After the ballooning we went back to our cave hotel for breakfast before we were picked up for a full day tour of Cappadocia. On the tour we went for a close-up walk around the fairy chimneys, for a pottery demonstration, and for a visit to one of the underground cities. These cities are amazing. They were dug out in the Bronze Age as hideouts in dangerous times of invasion. The best way to think about them is to imagine an ant’s nest with mazes of tunnels and rooms. The bigger cities housed up to twenty thousand people at a time.

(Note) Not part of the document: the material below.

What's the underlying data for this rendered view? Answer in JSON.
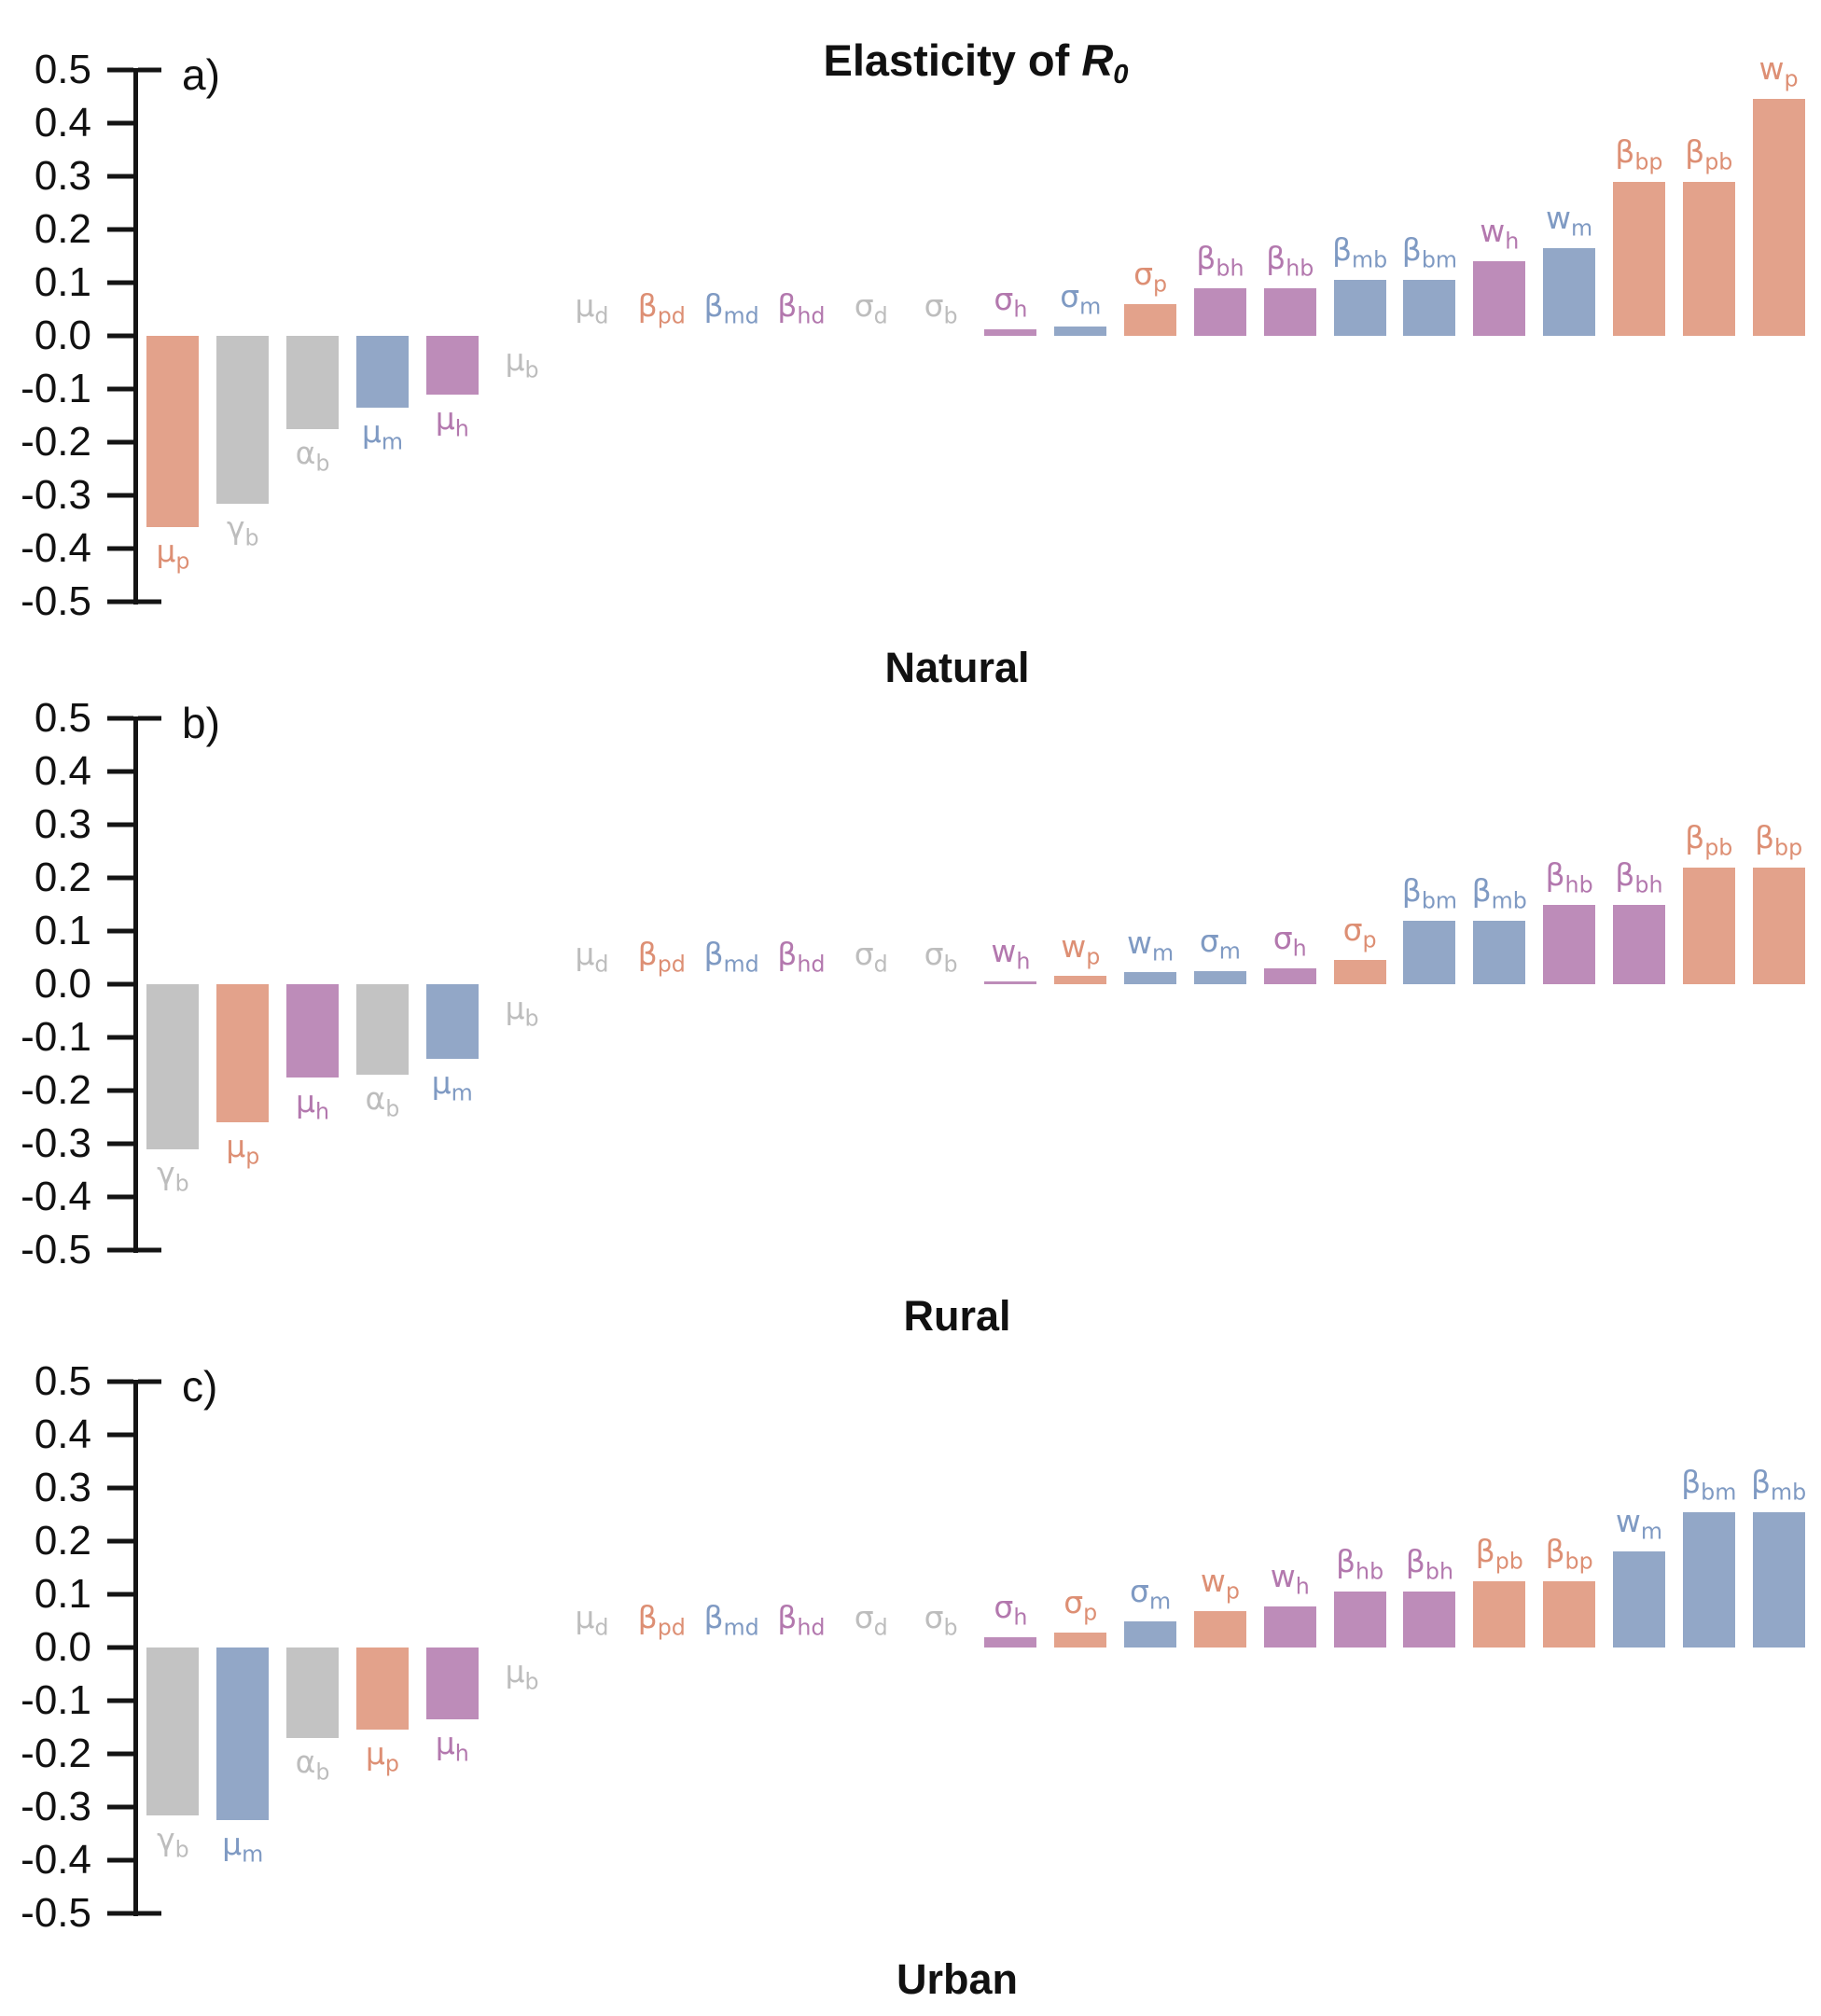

The last day in Gӧreme was free time again. Everybody went off doing different things. Brooke, Paolo and I hired a car and drove to the Ilhara valley, ninety kilometers to the south. We went for a walk up the fourteen kilometre valley. There are several monasteries and churches chiseled out into the rock cliffs along the way. Very interesting! Marjo and Michelle went for a hammam. John and Dani and Michelle went carpet shopping. The girls went trinket shopping and lounging in coffee shops. Liz and Zoe went hiking in one of the countless tributary valleys. And the cats slept in the sun.
And oh yes, we all went for a group dinner to eat the local specialty, stew in a clay pot. This is pretty cool. They cook your stew in a little closed clay pot. When it is done the only way to get it out is to break the pot open. Very nice…
|Hot air ballooning!|
We caught another overnight bus to Istanbul. Our final destination! It is unbelievable that three months are already coming to an end. It seems like we were in Kathmandu yesterday, but it also feels like ten years ago. It is difficult to explain, but if you are the kind of traveller that embarks on epic expeditions, you will understand. So much happens in a compacted amount of time. Sights, relationships, experiences, culture shocks, good times, crises, tensions, relief, hiking, sitting, sleeping, 4x4s, buses, trains, airplanes, climate changes, altitude changes, sleeping in sixty different beds… crazy!
Istanbul is a massive city. I think you need six months here to explore everything. This is my fifth time in Istanbul, and I have never been to the same place in it twice. There is too much to see and do here. We are all scattering about and organizing our next moves, but we made some time for a last group dinner. We went to a good restaurant and almost all of us ordered the fillet mignon with a good bottle of dry red. I wonder why? Do this expedition and find out!
Dinner ended with a slideshow of selected pictures through Brooke’s lens. It is a good way to end an expedition like this. We experience so much that by the end of it you forget what happened the first two and a half months. A slideshow recap puts it all in perspective.
Thanks to all our Odyssey overlanders for this unique expedition! We definitely did it like no other overlander group has done it before. No truck, landslides, Chinese cops and drivers, snow and ice, visa denials, Caspian adventures, and overnight buses. Who’s got better stories to tell?